Эти фразы тоже с довольной ясностью вскрывают мысли и чувства Блока. Последним словом, которое я услышал от Блока накануне его последней поездки в Москву весной 1921 года, было: — Устал. В конце июля 1921 года прибежал ко мне Алянский и сообщил, что Блок теряет рассудок и что положение его безнадежно. Седьмого августа Блок скончался. Через час после его смерти пришло разрешение на его выезд за границу. Говоря со мной однажды о смерти, Блок назвал ее тоже «заграницей», той, «в которую каждый едет без предварительного разрешения». Это звучало не очень ново, но вспомнилось с грустной иронией. Как отозвалась официальная пресса на смерть Александра Блока? В газете «Правда» от 9 августа 1921 года появилась следующая заметка: «Вчера утром скончался поэт Александр Блок». Все. Больше — ни одного слова. Я провел наедине с трупом Блока не менее двух часов в его квартире на Офицерской улице. Сначала я плакал, потом рисовал его портрет. Перемена была чрезвычайна. Курчавый ореол волос развился и тонкими струйками прилип к голове, ко лбу. Всегда выбритое лицо было завуалировано десятидневной бородой и усами. Перед положением в гроб Блока побрили.
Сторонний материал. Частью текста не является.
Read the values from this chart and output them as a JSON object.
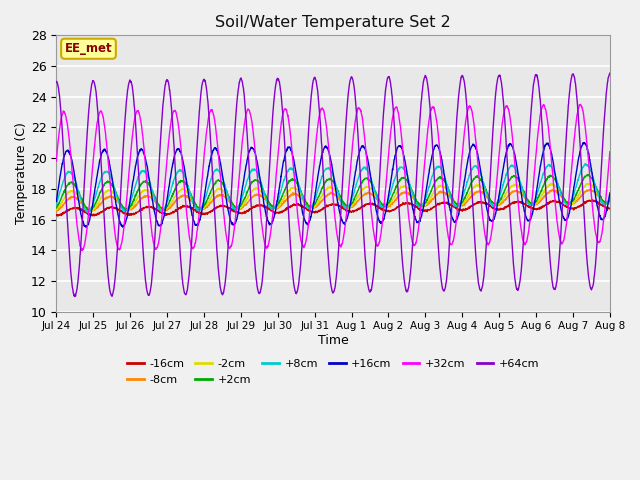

На подушке были вышиты красным две буквы: А.Б. Евгений Замятин писал об этом портрете Блока: «Блок в гробу… беспощадный лист, потому что это — не портрет мертвого Блока, а портрет смерти вообще — его, ее, вашей смерти, и после этого, пахнущего тлением, лица нельзя уже смотреть ни на одно живое лицо»[28]. Блока хоронили на Смоленском кладбище. Вместе с Алянским и двумя другими друзьями покойного (кто именно — не помню) мы держали канаты, на которых под руководством профессиональных могильщиков гроб опускался в могилу. Совсем рядом — плачущая Ахматова. Было ужасно ветрено…И в этом зябком, осеннем питерском ветре жизнь потащила нас дальше: в сумерках того же дня я уже «заседал» в какой-то комиссии «по делам искусств». Той же тяжелой осенью (смерть Блока, расстрел Гумилева) Ахматова написала:
Принесли мы Смоленской Заступнице, Принесли Пресвятой Богородице На руках во гробе серебряном Наше солнце, в муке погасшее, — Александра, лебедя чистого.
Несколько лет спустя Нина Берберова опубликовала стихотворение: «8 августа 1921 года». Я запомнил две строфы:
На одеяле первые цветы, Покой и хлад в полузакрытом взоре, И женщины увядшие черты, Немеющей от бедности и горя. Я помню день, унылый, долгий день, В передней — плач, на лестнице — смятенье, И надо всем — нездешней жизни тень, Как смертный след, исполненный значенья…
Александр Блок в гробу
В 1945 году композитор Николай Черепнин написал для камерного оркестра в несколько инструментов музыку на слова «Двенадцати» Блока. Я впервые слушал ее в 1947 году в Париже, в театре L’Oeuvre, во время музыкального фестиваля Черепнина. Знаменитый актер Пьер Брассёр читал поэму, переведенную на французский язык Габриелем Арутом. Во второй раз я присутствовал при исполнении этого музыкального оформления блоковской поэмы — осенью 1960 года в концертном зале Гаво. Чтецом был Поль-Эмиль Дейбер. Поэма нашла свое звуковое выражение, музыкальный фон, музыкальную глубину. Музыку с большой буквы.